“I
love weeds. I have the same fondness for
them as for the violets and dandelions of spring, the bell flowers and maiden
flowers of autumn. I love the weeds that flourish in vacant lots, the weeds
that grow on roofs, the weeds beside the road and beside the ditch. A vacant
lot is a garden of weeds. The plumes of the mosquito-net grass, as delicate as
glossed silk; the plumes of foxtail, soft as fur; the warm rose-pink of
knotgrass blossoms; the fresh blue-white of the plantain; chickweed in flower,
finer and whiter than sand: having come upon them does one not linger over them
and find them difficult to give up?”
As
Seidensticker notes, “Kafū could be lyrical on the subject of vacant lots.” One
is tempted at first to see something distinctly Japanese in the appeal of
scorned plants, except similar sentiments can be found in Western writers as
various as John Clare, Thoreau, Chesterton and Richard Mabey. Weeds possess the
qualities we admire in paintings and poems – eloquent humility, enduring toughness,
an absence of pretention and overreaching for significance, a mingling of plainness
and complexity too often mistaken for simplicity. Weeds are elemental, nature
distilled. Give me a mullein over a hothouse orchid any day. In “The Flitting,”

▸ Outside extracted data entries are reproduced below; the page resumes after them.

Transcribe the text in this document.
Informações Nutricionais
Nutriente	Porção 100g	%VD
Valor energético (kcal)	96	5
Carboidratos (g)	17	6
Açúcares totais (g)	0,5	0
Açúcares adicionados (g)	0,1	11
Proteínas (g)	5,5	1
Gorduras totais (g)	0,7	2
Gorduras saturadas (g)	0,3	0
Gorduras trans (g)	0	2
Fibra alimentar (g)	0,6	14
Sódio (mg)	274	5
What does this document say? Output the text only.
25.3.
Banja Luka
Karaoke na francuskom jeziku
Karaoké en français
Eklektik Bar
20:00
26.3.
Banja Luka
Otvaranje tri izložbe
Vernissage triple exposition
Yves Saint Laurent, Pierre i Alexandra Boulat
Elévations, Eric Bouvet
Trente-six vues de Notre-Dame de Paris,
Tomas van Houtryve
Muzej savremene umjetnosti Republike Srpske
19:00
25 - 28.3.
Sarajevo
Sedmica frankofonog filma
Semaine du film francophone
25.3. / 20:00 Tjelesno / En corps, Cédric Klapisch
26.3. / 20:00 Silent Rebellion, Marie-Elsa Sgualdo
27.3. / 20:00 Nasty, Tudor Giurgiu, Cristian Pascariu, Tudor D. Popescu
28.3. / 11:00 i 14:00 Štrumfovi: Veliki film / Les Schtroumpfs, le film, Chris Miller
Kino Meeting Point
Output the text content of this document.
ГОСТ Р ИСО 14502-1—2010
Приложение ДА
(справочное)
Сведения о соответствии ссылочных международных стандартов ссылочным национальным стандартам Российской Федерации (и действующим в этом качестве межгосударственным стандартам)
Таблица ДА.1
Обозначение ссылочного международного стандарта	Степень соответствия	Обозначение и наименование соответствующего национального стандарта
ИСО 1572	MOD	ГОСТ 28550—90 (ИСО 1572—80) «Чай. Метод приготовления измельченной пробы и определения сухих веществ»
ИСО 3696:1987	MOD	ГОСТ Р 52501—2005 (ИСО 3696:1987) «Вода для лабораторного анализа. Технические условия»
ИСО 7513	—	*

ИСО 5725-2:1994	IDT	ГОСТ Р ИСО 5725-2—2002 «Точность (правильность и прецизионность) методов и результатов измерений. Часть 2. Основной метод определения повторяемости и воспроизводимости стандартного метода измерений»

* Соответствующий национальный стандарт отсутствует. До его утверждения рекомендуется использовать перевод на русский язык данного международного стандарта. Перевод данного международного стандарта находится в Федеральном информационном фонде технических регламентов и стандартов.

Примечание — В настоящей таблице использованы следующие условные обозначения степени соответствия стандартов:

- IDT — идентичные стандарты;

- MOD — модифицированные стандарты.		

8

Clare defines an aesthetic by way of nature: “Give me no high-flown fangled
things, / No haughty pomp in marching chime,” and says of weeds:
“Een
here my simple feelings nurse
A love for every simple weed,
And een this little shepherd's purse
Grieves me to cut it up; indeed
I feel at times a love and joy
For every weed and every thing.”
Shepherd’s
purse is Capsella bursa-pastoris,
a
member of the mustard family. In Weeds:
In Defense of Nature’s Most Unloved Plants (HarperCollins, 2010), Mabey
writes:
“The
common garden weed shepherd’s purse is named for its seed heads, which resemble
the little pouches or skrips worn by medieval peasants (there’s a typical skrip
in Brueghel’s painting The Peasant Dance).
Open up a purse and the seeds spill out like tiny golden coins. They’re cover
with a thin layer of gum, which becomes stickier still when it’s moistened -- as
for instance by contact with the soil – so that it can cling to the feet of
birds.”
Getting
back to Japan, the Festival of Seven Herbs or Seven Grasses Day (Nanakusa no sekku) is observed on Jan. 7 by eating seven-herb rice porridge,
including nazuna, or shepherd’s purse.